Split Pea Soup
- Chef John Politte
- Nov 15, 2022
- 2 min read
Updated: Aug 9
Split Pea Soup is a comforting dish with dried split peas, vegetables, and sometimes ham or bacon. The soup is seasoned with herbs and spices like thyme, bay leaves, and black pepper.
Split Pea Soup
Ingredients
½ pound butter
2 ribs celery, medium dice
2 carrots, medium dice
1 large onion, medium dice
Salt and pepper as needed
1 ham bone with meat
8 ounces split peas
3 quart of water, divided
1 cup chicken stock
1 Tablespoon granulated garlic
1 Tablespoon granulated onion
1 Tablespoon fresh thyme
Method
In a large stockpot or Dutch oven, melt the butter over medium heat and sweat the mirepoix of diced vegetables until they change color to a light brown.
Add the ham bone and sear on all sides.
Add enough water and cover with a lid. Let it cook for about half an hour; check the liquid level periodically so that it doesn’t dry out and burn.
Turn the heat to low, add the split peas and the cup of chicken stock, and stir well. Cover again and let it cook for another half hour.
Check the ham bone. You want the meat to be falling off the bone; if it is not yet tender, cook and cover for another half hour on low heat.
Pull the ham bone out and place it in a bowl to cool. Add another cup of water to the soup and stir until well combined. Add salt and pepper and simmer uncovered, continuing to stir.
When the ham bone has cooled, remove the meat from the bone and roughly chop the ham, being careful to discard any remaining bone, gristle, or fat.

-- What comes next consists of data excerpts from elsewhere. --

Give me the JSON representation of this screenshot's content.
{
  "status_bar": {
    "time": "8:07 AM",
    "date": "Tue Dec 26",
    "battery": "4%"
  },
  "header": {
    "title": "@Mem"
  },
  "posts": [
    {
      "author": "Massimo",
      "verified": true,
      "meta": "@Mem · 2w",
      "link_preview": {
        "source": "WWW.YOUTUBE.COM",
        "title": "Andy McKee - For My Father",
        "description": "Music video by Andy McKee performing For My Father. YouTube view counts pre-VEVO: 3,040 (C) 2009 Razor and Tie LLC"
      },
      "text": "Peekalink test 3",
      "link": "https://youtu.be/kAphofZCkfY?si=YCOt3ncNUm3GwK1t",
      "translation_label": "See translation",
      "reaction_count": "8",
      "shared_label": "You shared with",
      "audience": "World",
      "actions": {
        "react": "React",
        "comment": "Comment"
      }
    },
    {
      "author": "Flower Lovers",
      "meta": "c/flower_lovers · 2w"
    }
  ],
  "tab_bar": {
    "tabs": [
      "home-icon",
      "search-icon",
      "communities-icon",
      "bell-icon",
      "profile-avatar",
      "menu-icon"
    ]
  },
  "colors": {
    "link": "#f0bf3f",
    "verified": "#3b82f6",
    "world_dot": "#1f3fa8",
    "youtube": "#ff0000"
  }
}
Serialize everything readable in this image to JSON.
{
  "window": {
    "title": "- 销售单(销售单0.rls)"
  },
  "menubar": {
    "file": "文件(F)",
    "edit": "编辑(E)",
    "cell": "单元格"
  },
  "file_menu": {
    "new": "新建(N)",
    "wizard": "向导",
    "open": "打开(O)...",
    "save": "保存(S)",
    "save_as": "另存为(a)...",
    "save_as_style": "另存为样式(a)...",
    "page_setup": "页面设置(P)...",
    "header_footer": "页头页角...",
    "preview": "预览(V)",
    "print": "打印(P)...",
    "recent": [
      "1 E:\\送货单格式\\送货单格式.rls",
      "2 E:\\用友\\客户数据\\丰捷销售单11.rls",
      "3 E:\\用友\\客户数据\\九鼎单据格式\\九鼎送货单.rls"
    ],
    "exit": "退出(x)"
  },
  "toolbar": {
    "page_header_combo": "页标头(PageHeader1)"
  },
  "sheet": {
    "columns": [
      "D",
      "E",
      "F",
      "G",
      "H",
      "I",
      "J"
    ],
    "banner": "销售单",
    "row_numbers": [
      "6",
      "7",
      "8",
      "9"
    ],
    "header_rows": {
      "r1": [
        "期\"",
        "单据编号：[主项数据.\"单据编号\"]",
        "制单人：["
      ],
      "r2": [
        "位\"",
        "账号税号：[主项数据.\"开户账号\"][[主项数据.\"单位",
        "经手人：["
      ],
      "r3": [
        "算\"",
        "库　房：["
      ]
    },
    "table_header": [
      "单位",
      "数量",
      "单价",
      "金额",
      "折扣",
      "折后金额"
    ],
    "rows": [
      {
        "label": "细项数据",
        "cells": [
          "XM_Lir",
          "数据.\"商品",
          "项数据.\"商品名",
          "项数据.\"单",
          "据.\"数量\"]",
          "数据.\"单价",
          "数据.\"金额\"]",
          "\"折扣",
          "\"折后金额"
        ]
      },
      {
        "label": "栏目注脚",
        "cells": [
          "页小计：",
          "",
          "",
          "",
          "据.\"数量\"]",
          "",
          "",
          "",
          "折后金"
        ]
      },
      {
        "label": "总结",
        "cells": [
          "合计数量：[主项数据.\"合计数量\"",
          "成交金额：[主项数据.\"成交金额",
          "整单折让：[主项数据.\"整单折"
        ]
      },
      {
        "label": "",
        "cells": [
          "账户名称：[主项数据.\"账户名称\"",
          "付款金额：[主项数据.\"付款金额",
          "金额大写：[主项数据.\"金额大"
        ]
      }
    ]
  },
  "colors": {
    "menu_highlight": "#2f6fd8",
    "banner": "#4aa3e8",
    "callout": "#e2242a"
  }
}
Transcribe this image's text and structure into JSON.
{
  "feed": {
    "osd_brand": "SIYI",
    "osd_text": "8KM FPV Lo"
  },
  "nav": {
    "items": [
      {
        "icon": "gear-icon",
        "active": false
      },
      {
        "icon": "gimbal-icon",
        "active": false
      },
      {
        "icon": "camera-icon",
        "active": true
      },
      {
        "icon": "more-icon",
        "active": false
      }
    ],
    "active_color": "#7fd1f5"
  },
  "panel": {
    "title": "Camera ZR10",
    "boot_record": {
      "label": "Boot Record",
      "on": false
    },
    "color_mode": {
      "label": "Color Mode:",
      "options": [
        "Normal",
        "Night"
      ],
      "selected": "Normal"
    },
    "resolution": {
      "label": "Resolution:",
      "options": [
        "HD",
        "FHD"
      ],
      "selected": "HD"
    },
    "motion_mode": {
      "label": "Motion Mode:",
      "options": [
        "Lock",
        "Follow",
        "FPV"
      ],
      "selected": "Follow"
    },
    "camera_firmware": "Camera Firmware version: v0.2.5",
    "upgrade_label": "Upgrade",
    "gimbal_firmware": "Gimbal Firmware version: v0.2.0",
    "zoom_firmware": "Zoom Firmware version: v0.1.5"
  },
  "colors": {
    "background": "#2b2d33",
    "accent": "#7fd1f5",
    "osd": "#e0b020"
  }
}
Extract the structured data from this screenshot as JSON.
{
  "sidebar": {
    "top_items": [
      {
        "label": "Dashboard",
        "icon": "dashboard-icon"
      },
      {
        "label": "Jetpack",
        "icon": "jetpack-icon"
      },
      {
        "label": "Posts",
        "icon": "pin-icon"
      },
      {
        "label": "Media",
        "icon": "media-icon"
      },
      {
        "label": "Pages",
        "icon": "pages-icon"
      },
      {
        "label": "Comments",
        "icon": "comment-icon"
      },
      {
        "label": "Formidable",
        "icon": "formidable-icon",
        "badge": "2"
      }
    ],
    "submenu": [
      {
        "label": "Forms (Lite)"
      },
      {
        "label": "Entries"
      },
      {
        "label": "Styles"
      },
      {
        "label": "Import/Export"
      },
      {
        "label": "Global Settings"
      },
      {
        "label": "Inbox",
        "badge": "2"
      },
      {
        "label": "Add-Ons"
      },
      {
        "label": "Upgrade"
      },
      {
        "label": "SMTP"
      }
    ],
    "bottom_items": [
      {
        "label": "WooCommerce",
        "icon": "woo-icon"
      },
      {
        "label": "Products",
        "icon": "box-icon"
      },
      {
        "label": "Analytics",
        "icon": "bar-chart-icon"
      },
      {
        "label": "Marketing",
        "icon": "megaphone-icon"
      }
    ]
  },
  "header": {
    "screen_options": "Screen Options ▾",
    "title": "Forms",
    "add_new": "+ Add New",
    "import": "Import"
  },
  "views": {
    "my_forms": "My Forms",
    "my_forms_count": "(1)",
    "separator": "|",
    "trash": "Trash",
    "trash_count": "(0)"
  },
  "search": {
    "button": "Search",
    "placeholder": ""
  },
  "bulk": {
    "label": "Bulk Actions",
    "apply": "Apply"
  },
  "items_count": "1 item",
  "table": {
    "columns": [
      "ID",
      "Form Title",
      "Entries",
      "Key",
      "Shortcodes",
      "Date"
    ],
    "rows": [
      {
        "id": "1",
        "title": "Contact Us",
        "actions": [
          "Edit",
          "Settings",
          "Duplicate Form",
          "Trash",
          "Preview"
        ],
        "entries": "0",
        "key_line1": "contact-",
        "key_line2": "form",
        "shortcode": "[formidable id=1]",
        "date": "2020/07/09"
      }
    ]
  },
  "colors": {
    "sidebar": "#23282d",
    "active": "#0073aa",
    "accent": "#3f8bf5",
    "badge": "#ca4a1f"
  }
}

Add the chopped ham to the soup, adding more water if needed, and let the soup simmer until the desired thickness is reached and the split peas have fully incorporated into the soup.
Add the granulated garlic, granulated onion, fresh thyme, and a pinch more salt and pepper.
Simmer for 10 minutes, add additional ingredients like cooked rice, potatoes, or barley for an extra hearty soup.